Le secteur automobile est un exemple parfait d’industrie qui est impactée par les deux canaux de transmission des chocs sur les prix du pétrole :

- Il est un consommateur important de matières premières énergétiques dans le processus de production (énergie, aciers, produits pétrochimiques, plastiques…). La hausse de ses coûts de production peut être directe et indirecte via ses fournisseurs. (Bruno & Sachs, 1985).

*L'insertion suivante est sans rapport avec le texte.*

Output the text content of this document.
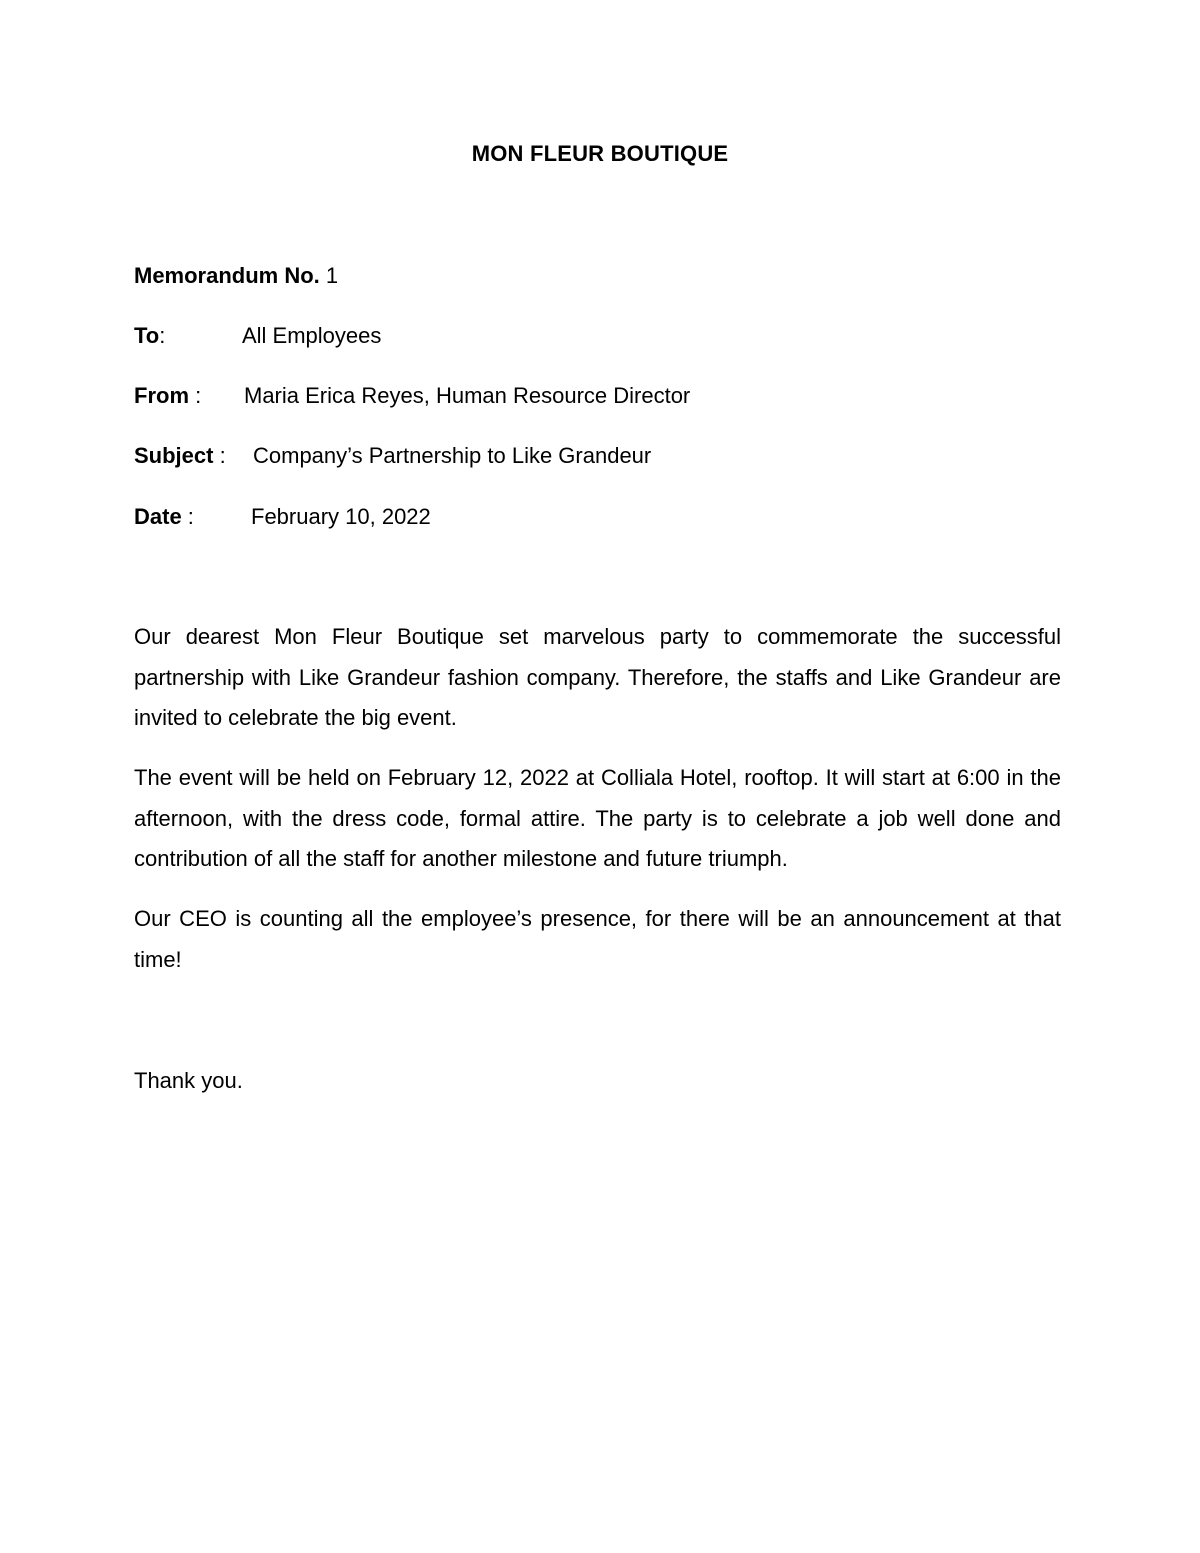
MON FLEUR BOUTIQUE
Memorandum No. 1
To:	All Employees
From : Maria Erica Reyes, Human Resource Director
Subject : Company’s Partnership to Like Grandeur
Date :	February 10, 2022

Our dearest Mon Fleur Boutique set marvelous party to commemorate the successful partnership with Like Grandeur fashion company. Therefore, the staffs and Like Grandeur are invited to celebrate the big event.

The event will be held on February 12, 2022 at Colliala Hotel, rooftop. It will start at 6:00 in the afternoon, with the dress code, formal attire. The party is to celebrate a job well done and contribution of all the staff for another milestone and future triumph.

Our CEO is counting all the employee’s presence, for there will be an announcement at that time!

Thank you.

- Il est sensible au canal de la demande via les décisions et les anticipations des clients qui peuvent réduire leur consommation de biens durables (Kilian, 2008). Nee et Li (2002) montrent que le secteur automobile américain est négativement impacté par la hausse des prix du pétrole principalement via le canal de la demande décrit par Kilian (2008). L’industrie automobile subit une hausse des ses coûts de productions mais c’est surtout la baisse significative de la demande de la part de ses clients qui la pénalise le plus. La production automobile est plus touchée que d’autres industries, ce qui traduit la forte sensibilité du secteur aux prix pétroliers. Les constructeurs spécialisés dans la production des gros véhicules qui consomment beaucoup d’essence, sont plus impactés que les constructeurs étrangers spécialisés dans la production de petits véhicules qui consomment peu de carburant (Japon, Europe…).

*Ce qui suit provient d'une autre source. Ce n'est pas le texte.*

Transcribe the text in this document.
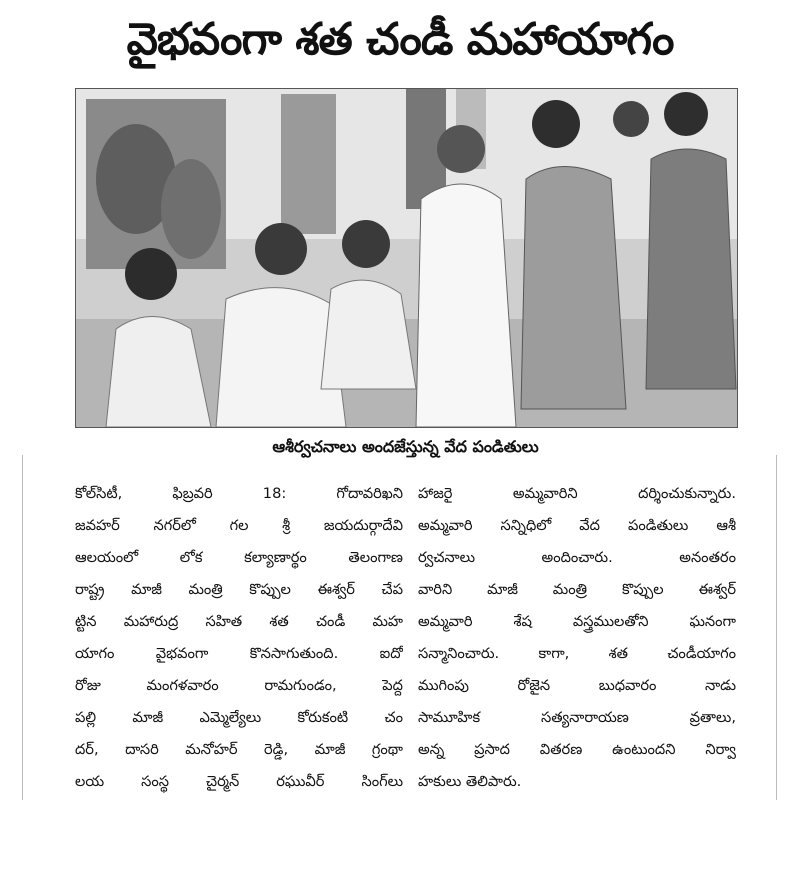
వైభవంగా శత చండీ మహాయాగం
ఆశీర్వచనాలు అందజేస్తున్న వేద పండితులు

కోల్‌సిటీ, ఫిబ్రవరి 18: గోదావరిఖని

జవహర్ నగర్‌లో గల శ్రీ జయదుర్గాదేవి

ఆలయంలో లోక కల్యాణార్థం తెలంగాణ

రాష్ట్ర మాజీ మంత్రి కొప్పుల ఈశ్వర్ చేప

ట్టిన మహారుద్ర సహిత శత చండీ మహ

యాగం వైభవంగా కొనసాగుతుంది. ఐదో

రోజు మంగళవారం రామగుండం, పెద్ద

పల్లి మాజీ ఎమ్మెల్యేలు కోరుకంటి చం

దర్, దాసరి మనోహర్ రెడ్డి, మాజీ గ్రంథా

లయ సంస్థ చైర్మన్ రఘువీర్ సింగ్‌లు

హాజరై అమ్మవారిని దర్శించుకున్నారు.

అమ్మవారి సన్నిధిలో వేద పండితులు ఆశీ

ర్వచనాలు అందించారు. అనంతరం

వారిని మాజీ మంత్రి కొప్పుల ఈశ్వర్

అమ్మవారి శేష వస్త్రములతోని ఘనంగా

సన్మానించారు. కాగా, శత చండీయాగం

ముగింపు రోజైన బుధవారం నాడు

సామూహిక సత్యనారాయణ వ్రతాలు,

అన్న ప్రసాద వితరణ ఉంటుందని నిర్వా

హకులు తెలిపారు.
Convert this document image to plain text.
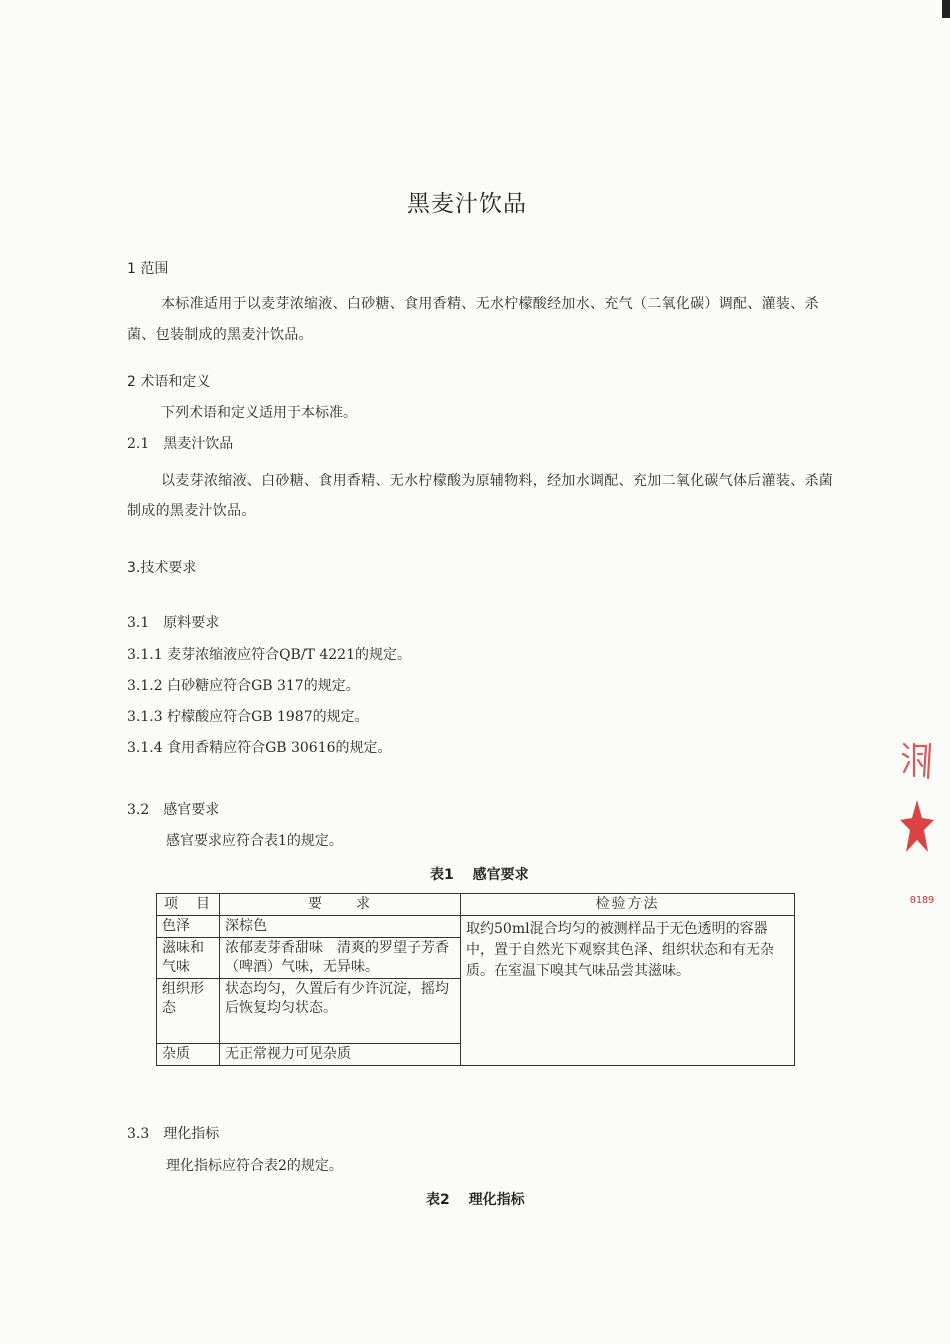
黑麦汁饮品
1 范围
本标准适用于以麦芽浓缩液、白砂糖、食用香精、无水柠檬酸经加水、充气（二氧化碳）调配、灌装、杀菌、包装制成的黑麦汁饮品。
2 术语和定义
下列术语和定义适用于本标准。
2.1　黑麦汁饮品
以麦芽浓缩液、白砂糖、食用香精、无水柠檬酸为原辅物料，经加水调配、充加二氧化碳气体后灌装、杀菌制成的黑麦汁饮品。
3.技术要求
3.1　原料要求
3.1.1 麦芽浓缩液应符合QB/T 4221的规定。
3.1.2 白砂糖应符合GB 317的规定。
3.1.3 柠檬酸应符合GB 1987的规定。
3.1.4 食用香精应符合GB 30616的规定。
3.2　感官要求
感官要求应符合表1的规定。
表1　 感官要求
项　目	要　　求	检验方法
色泽	深棕色	取约50ml混合均匀的被测样品于无色透明的容器中，置于自然光下观察其色泽、组织状态和有无杂质。在室温下嗅其气味品尝其滋味。
滋味和气味	浓郁麦芽香甜味　清爽的罗望子芳香（啤酒）气味，无异味。	
组织形态	状态均匀，久置后有少许沉淀，摇均后恢复均匀状态。	
杂质	无正常视力可见杂质	
3.3　理化指标
理化指标应符合表2的规定。
表2　 理化指标
0189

Fukunaga, Hirakata et Sudo (2009) comparent les impactes d’un choc pétrolier sur les secteurs automobiles américain et japonais. Aux États-Unis, l’augmentation des prix pétrolier pénalise le secteur automobile qui est plus intensif en pétrole (hausse des coûts de production). Seule l’augmentation des prix pétroliers due à un choc sur l’offre de pétrole et un choc sur la demande spécifique de pétrole ont un impact

négatif et significatif sur le secteur automobile. Au Japon, seule l’augmentation des prix du pétrole due à un choc sur la demande globale de commodité et un choc sur la demande spécifique de pétrole ont un impact significatif sur le secteur automobile. Paradoxalement, la hausse de prix pétroliers est favorable à la production automobile bien que les coûts de production augmentent. Cela reflète la spécificité structurelle de l’industrie automobile japonaise spécialisée dans la production de petites voitures consommant peu de pétrole.

La période 2003-2008 pendant laquelle nous avons connu une croissance soutenue de l’activité et une très forte augmentation des prix du pétrole peut être analysée dans le cadre des travaux cités ci-dessus. Hamilton (2008, 2009) explique qu’à partir de 2003 l’augmentation soutenue des prix pétroliers serait due à une forte croissance de la demande mondiale de produit pétrolier tirée par l’extraordinaire essor économique chinois. La hausse des prix pétroliers serait donc largement endogène, et résulterait de la hausse de la production mondiale. À l’inverse la production de pétrole étant restée stable, les marchés n’ont pas pu absorber cette hausse de la demande. Soutenue par la spéculation croissante des investisseurs sur les marchés à terme, le changement des fondamentaux physiques sur les marchés pétroliers serait à l’origine du choc pétrolier de 2007 et 2008. Nous pouvons donc considérer qu’entre 2003 et 2008, l’augmentation des prix du pétrole due à un choc global sur la demande de commodités industrielles, s’est propagée sur l’ensemble des marchés via le canal de la demande. Ce choc positif de demande globale justifierait la coexistence entre la croissance soutenue de l’activité économique et la forte augmentation des prix pétroliers et plus généralement de l’ensemble des prix de matières premières.